I finally watched The Promise: The Making of Darkness on the Edge of Town on HBO, and was reminded anew how much I love Bruce Springsteen’s fourth album. This is a discovery I seem to make periodically: the last time was in 2003, when I reviewed the record in Rolling Stone (as part of the “Rolling Stone Hall of Fame,” which occupied a slot in the reviews section for about five years and provided an opportunity to reconsider neglected classics or revisit past favorites, even when they hadn’t been reissued).
Since it’s the season of Darkness, with the megabox coming out, I thought I’d pull out that five-star review:
Bruce Springsteen, Darkness on the Edge of Town (1978)

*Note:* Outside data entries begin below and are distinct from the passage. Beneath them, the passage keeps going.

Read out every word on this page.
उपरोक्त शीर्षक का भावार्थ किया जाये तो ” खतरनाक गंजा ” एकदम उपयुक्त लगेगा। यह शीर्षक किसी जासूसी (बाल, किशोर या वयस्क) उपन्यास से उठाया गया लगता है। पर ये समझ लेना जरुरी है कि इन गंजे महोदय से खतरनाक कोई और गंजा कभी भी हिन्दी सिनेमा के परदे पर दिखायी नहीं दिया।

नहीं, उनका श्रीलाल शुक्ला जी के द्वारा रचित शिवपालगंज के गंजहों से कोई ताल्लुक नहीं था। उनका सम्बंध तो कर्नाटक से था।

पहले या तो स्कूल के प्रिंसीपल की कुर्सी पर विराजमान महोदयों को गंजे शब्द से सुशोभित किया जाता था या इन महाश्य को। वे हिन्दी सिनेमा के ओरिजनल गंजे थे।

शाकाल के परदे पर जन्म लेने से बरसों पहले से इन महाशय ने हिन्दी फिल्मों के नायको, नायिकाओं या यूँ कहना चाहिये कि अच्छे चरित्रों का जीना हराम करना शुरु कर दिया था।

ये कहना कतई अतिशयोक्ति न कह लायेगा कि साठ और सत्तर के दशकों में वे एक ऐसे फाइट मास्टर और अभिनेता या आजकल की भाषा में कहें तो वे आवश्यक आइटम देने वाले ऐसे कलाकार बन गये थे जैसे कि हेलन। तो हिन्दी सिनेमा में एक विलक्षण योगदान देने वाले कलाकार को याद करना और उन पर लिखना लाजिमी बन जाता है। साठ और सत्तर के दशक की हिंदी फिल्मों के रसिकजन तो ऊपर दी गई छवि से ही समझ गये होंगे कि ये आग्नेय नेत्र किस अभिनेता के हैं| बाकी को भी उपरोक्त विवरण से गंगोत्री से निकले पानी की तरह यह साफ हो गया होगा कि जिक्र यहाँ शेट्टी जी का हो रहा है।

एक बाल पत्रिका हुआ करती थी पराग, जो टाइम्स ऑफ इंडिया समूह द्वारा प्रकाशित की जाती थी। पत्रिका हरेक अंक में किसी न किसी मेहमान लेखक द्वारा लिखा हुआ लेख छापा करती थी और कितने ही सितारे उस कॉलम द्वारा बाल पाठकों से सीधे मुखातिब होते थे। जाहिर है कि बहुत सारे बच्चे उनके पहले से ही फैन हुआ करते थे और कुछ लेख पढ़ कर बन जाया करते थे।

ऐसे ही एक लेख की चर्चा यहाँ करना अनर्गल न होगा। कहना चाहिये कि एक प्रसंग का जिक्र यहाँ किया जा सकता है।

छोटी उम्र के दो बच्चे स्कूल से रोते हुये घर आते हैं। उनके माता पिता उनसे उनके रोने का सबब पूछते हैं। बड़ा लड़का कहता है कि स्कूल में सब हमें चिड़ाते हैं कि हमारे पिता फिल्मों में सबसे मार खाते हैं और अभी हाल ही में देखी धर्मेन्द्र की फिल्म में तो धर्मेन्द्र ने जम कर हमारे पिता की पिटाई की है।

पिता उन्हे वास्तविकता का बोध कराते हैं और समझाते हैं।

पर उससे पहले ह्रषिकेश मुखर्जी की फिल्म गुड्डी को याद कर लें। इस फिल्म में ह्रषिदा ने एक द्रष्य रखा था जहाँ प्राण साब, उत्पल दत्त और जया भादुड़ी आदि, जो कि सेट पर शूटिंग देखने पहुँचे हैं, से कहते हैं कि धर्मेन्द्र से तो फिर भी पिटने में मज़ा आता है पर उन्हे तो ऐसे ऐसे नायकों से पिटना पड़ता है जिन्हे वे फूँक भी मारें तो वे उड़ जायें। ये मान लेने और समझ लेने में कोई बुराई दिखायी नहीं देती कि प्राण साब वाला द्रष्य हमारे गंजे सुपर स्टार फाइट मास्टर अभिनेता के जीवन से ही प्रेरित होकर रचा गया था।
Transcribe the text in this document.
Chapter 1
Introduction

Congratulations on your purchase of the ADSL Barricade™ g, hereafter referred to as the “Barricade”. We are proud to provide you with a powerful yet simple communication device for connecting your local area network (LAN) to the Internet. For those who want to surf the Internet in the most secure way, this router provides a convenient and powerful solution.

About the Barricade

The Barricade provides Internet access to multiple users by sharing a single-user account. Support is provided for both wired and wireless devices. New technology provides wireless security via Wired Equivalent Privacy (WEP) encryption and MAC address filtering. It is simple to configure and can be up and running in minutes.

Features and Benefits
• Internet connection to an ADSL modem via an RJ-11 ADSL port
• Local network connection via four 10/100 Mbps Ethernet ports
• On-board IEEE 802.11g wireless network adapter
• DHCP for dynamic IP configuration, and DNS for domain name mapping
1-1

For his fourth record, Bruce Springsteen cut off his beard–and also shaved the shaggy romantic epics of Born to Run. What emerged were ten taut rock songs about people crushed by family, by lust, by living in this world every day. “When I made this particular album, I just had a specific thing in mind,” Springsteen told Rolling Stone in 1978. “It had to be just a relentless… barrage.” (He was so focused on the theme of living with broken dreams, he left off “Fire” and “Because the Night,” which became hit singles for the Pointer Sisters and Patti Smith, respectively.) Despite its lyrical weight and dour title, Darkness on the Edge of Town is not a bleak record. Its characters are groping towards redemption: “I believe in the hope that can save me,” Springsteen sings on “Badlands.” The narrator of “Racing in the Street” may never find the absolution he seeks by winning small-time drag races, but his vision of a better life is what keeps him driving and keeps him alive.
The album isn’t punk–Springsteen got a shave, not a mohawk–but it’s colored by the raw sound happening in rock at the time. The E Street Band members play each four-minute anthem like it’s their last chance to make music before their hands get cut off. Max Weinberg drums with particular passion, anchoring the record that stands as the E Street’s best.
More than half the songs make some reference to driving, from streets of fire to the dusty road from Monroe to Angeline. But while Bob Dylan had Highway 61 and AC/DC had a highway to hell, Springsteen knew that the highway went everywhere: heaven, hell, and the world men make for themselves.